KENZO TRIBOUILLARD/AFP Students arrive at the Maurice Ravel high school in Paris in 2015KENZO TRIBOUILLARD/AFP
The headteacher of the Maurice Ravel Lycée thanked his colleagues for their support (file pic of school)

France's prime minister says a teenage girl will be sued by the state for falsely accusing her headteacher of striking her in a heated exchange over her wearing an Islamic head-covering.

The headteacher insisted that the pupil remove her head-covering inside the school, in accordance with French law.

He resigned after death threats circulated on social media.

The Islamist threat to French schools is taken extremely seriously since the murder of two teachers.

The Paris school headteacher, whose name has not been made public, announced his decision in an email sent on Friday to colleagues at the Maurice Ravel Lycée in the 20th district of Paris.

"I have finally taken the decision to quit my functions," he explained, "out of concern for my own safety and that of the establishment."

"I leave after seven years, rich and intense, spent at your side, and after 45 years in public education," he wrote, thanking his colleagues for the support they had shown him over the past three weeks.

In the incident, which took place on 28 February, the head told three female pupils they should obey the law by removing their head coverings.

Two complied, but the third did not and there was an altercation.

In the days that followed, the head was the object of death threats on social media, which were signalled by the school to an interior ministry hotline.

Prosecutors said two people had been detained in connection with the death threats.
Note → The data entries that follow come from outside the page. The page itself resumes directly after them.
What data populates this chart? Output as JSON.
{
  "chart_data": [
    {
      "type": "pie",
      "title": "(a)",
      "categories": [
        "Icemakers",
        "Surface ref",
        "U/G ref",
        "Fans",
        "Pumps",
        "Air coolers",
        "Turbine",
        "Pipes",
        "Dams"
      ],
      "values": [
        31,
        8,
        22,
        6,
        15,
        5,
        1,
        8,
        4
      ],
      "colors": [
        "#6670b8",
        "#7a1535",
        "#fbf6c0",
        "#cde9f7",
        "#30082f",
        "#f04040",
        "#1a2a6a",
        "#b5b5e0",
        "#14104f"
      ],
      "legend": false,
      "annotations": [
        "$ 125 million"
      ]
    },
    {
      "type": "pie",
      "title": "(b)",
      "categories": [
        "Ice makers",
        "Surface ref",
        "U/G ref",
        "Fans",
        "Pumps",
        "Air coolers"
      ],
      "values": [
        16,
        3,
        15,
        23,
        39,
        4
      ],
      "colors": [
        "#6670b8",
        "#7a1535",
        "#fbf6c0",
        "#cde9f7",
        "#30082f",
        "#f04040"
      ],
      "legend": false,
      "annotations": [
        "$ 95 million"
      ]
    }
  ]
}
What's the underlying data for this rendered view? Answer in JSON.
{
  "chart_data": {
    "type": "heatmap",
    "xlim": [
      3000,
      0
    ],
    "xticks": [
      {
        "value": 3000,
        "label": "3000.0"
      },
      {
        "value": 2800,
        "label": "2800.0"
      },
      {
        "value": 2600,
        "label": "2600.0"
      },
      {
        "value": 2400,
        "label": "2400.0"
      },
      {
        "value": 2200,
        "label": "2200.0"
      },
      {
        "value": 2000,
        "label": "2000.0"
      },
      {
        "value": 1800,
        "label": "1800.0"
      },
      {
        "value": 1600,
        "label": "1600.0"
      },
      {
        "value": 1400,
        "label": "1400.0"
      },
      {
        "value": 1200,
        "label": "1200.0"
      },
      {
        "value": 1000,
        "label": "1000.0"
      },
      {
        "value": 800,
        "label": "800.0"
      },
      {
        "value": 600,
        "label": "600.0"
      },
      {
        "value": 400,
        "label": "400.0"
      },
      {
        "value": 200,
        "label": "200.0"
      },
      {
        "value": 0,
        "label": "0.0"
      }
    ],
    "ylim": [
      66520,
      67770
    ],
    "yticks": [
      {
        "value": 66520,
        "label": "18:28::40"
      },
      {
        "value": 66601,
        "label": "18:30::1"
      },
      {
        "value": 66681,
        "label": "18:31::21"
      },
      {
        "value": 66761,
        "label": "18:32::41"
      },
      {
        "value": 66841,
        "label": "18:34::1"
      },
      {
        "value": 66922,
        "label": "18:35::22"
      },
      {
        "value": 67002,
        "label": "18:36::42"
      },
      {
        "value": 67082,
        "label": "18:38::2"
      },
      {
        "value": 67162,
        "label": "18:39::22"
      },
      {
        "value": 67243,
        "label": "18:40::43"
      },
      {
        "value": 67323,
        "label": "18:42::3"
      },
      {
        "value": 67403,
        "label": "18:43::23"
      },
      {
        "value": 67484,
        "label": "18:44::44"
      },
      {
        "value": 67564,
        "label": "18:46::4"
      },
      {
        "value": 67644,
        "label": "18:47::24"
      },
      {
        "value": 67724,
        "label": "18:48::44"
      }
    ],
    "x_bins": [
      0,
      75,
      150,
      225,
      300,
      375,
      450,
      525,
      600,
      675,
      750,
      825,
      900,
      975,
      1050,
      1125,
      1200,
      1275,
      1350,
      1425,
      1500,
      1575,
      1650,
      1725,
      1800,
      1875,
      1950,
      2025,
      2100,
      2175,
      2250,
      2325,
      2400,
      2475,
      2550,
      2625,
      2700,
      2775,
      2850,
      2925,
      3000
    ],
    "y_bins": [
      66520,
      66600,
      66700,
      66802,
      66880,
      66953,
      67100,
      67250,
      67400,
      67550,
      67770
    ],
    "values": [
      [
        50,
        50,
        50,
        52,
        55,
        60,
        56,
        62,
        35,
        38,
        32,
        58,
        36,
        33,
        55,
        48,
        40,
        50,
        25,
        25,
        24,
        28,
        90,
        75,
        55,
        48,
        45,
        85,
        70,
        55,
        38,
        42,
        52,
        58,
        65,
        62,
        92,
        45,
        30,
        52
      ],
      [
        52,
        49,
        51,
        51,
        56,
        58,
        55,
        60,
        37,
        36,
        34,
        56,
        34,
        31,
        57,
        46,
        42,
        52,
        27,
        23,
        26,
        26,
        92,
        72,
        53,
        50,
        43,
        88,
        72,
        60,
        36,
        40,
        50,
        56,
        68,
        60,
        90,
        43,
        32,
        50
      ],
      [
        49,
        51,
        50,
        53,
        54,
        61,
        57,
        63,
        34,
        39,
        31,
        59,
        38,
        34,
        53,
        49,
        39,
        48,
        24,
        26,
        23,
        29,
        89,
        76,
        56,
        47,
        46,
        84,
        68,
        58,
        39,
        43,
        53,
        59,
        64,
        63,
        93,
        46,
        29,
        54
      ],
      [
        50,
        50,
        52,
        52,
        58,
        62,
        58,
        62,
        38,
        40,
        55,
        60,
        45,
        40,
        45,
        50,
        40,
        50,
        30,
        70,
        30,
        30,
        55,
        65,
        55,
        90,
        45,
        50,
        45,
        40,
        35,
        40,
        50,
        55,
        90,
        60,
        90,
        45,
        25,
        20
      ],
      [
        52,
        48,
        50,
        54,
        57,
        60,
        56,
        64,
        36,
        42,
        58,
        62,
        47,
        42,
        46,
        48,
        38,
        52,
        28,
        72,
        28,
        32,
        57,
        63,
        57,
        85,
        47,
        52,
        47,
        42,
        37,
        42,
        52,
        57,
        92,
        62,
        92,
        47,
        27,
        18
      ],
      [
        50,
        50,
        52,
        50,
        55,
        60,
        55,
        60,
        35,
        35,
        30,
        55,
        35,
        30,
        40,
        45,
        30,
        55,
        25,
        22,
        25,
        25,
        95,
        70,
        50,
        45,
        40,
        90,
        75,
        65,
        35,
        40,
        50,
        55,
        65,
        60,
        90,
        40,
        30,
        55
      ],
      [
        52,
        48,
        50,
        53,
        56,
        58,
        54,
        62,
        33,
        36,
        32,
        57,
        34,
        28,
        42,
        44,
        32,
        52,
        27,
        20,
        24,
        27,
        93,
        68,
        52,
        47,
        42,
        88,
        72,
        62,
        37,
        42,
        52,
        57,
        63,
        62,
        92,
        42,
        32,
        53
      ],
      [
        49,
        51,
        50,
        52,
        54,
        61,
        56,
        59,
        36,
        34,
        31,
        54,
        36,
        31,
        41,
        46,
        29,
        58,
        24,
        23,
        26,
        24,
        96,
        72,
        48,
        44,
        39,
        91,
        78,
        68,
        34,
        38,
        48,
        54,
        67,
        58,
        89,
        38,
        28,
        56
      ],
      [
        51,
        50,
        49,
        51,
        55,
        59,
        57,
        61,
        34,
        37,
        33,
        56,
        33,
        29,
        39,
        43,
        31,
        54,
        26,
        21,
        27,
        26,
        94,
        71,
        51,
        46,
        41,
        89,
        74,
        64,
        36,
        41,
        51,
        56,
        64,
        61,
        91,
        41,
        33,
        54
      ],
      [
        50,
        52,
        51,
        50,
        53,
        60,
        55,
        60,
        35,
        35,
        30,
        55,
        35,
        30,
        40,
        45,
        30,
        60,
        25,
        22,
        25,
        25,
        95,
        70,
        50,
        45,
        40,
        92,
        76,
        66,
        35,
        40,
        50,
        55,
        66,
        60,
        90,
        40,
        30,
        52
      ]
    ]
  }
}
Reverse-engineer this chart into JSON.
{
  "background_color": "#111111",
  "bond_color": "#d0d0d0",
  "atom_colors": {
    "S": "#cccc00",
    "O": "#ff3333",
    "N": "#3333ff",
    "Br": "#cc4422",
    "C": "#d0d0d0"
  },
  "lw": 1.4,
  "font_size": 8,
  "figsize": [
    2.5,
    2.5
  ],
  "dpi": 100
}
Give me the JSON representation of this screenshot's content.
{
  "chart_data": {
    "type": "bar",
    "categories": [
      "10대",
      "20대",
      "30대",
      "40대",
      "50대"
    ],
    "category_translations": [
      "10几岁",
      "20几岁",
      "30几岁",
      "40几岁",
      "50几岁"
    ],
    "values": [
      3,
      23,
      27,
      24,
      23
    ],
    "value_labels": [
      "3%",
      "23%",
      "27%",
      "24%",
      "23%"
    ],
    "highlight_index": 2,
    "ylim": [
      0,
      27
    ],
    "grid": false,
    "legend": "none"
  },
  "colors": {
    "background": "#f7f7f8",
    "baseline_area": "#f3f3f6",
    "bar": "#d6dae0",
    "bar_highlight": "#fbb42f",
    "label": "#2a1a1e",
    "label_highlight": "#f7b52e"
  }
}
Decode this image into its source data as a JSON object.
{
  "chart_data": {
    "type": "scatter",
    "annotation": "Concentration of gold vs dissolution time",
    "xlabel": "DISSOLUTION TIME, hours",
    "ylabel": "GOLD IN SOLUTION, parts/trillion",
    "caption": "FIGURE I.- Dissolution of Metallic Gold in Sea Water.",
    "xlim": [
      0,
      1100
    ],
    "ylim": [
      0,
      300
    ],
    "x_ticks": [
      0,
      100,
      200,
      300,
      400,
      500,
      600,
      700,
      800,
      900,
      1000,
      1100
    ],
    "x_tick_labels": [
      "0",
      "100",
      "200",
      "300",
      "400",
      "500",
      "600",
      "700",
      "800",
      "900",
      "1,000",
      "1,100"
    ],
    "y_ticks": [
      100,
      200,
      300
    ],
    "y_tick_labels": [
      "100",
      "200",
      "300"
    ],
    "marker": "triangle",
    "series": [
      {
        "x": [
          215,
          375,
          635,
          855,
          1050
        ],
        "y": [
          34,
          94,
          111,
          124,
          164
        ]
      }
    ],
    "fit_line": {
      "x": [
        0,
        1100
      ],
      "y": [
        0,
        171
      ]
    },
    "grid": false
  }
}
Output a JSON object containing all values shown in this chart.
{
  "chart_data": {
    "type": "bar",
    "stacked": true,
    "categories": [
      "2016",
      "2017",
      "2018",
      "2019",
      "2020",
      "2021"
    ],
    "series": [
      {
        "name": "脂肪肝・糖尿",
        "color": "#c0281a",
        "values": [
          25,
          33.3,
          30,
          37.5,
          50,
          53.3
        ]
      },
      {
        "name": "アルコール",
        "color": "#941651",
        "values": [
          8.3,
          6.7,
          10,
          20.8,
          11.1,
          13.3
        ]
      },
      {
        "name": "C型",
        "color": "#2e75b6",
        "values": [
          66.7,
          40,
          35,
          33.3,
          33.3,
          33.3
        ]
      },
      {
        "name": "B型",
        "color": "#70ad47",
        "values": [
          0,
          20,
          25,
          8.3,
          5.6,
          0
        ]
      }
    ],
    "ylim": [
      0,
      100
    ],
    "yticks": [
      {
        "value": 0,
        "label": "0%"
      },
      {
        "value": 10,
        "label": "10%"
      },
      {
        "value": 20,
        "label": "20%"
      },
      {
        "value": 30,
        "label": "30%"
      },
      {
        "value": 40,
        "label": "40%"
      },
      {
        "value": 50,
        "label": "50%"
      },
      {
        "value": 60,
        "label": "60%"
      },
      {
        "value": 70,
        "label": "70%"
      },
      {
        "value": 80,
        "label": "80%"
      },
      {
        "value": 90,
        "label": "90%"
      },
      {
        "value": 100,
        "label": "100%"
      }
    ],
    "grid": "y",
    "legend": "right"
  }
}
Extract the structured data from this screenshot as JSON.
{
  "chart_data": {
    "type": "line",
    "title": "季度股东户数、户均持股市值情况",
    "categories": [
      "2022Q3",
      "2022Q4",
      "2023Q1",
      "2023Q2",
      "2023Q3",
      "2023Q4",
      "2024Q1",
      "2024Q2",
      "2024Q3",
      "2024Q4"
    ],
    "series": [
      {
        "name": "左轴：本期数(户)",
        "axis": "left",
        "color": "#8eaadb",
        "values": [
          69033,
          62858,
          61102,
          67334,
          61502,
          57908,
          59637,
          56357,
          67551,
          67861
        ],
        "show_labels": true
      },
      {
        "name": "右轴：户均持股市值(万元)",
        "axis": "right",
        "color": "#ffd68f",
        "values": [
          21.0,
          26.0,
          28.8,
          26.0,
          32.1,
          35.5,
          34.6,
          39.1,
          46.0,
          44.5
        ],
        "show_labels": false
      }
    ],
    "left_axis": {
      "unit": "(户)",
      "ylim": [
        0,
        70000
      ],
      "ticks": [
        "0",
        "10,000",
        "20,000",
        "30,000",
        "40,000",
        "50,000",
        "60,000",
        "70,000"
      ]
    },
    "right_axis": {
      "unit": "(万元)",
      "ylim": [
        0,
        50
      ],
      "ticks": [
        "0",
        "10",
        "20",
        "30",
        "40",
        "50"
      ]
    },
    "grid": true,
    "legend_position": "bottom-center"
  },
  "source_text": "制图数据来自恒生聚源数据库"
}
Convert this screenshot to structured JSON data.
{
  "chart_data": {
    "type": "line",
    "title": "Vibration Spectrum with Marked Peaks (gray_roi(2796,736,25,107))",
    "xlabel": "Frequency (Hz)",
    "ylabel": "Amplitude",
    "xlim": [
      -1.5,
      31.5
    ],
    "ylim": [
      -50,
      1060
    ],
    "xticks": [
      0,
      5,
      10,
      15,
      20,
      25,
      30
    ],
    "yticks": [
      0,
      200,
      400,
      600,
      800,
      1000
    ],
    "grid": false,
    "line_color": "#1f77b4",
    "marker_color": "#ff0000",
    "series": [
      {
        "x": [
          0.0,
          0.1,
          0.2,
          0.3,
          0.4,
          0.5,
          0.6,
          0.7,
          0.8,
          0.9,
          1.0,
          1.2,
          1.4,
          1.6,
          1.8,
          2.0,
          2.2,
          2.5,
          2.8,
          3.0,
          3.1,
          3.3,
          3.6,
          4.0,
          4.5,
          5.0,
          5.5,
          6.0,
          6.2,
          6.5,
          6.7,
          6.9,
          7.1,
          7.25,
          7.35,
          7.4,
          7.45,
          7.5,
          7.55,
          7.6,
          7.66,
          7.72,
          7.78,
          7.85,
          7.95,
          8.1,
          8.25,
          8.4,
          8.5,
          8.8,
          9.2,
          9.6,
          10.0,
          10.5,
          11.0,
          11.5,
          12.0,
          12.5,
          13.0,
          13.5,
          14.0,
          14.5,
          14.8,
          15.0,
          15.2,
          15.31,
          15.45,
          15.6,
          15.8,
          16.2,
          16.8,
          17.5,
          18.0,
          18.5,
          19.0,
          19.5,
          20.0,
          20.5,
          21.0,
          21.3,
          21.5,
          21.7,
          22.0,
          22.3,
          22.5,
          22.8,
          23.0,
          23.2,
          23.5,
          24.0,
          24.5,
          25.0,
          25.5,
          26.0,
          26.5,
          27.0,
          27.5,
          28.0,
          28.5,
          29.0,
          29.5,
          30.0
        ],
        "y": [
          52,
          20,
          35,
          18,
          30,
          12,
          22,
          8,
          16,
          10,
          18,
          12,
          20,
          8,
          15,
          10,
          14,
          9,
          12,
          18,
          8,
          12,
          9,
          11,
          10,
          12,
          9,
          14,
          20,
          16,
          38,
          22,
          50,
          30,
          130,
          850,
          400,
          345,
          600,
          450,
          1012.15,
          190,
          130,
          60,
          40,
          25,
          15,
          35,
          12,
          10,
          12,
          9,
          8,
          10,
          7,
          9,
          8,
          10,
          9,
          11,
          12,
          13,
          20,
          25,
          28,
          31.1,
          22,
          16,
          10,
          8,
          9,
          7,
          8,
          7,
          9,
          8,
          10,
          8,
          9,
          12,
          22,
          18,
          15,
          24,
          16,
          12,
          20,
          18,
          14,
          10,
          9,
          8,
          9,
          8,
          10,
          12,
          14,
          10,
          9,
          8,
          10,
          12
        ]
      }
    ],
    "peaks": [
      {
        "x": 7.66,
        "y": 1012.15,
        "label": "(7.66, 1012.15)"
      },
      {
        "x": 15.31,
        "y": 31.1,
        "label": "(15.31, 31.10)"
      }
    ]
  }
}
Their identities have not been revealed, but the education ministry said they had no link with the school.

Police were sent to patrol around the school, which also received a visit from Education Minister Nicole Belloubet.

Officers found no evidence that the headteacher had struck the girl, and now Prime Minister Gabriel Attal has stepped in to say she is to be taken to court for making false allegations.

"The state... will always stand with these officials, those who are on the frontline faced with these breaches of secularism, these attempts of Islamist entryism in our education establishments," he said.

REUTERS/Stephanie Lecocq Education Minister Nicole Belloubet (file pic)REUTERS/Stephanie Lecocq
Education Minister Nicole Belloubet had earlier offered the headteacher her full support and sought to guarantee his safety

Politicians from both left and right expressed outrage that the career of a respected teacher should be ended by a hate campaign on the Internet.

"This government is incapable of protecting our schools," said Marine Le Pen of the hard-right National Rally on X, formerly known as Twitter.

"It is defeat for the state… and the gangrene of Islamism gains yet more ground," said her niece Marion Maréchal of the rival hard-right party Reconquest.

"This is where you end up when your policy is 'don't make waves'. This is where all those little surrenders lead to," said Bruno Retailleau of the centre-right Republicans.

"It's unacceptable. When a headteacher steps down because of death threats, it is a collective failure," said Boris Vallaud of the Socialist Party.

In a separate development, several Paris schools were forced to close on Wednesday after they received bomb threats from apparent Islamists.

Last week around 30 other schools in the Paris area received similar threats, accompanied by a video of a beheading.

While investigators are obliged to take the threats seriously, they cannot rule out that they are part of a Russian disinformation campaign.

Prime Minister Attal warned earlier this month that the Kremlin had embarked on a "massive destabilisation enterprise" to undermine French support for Ukraine.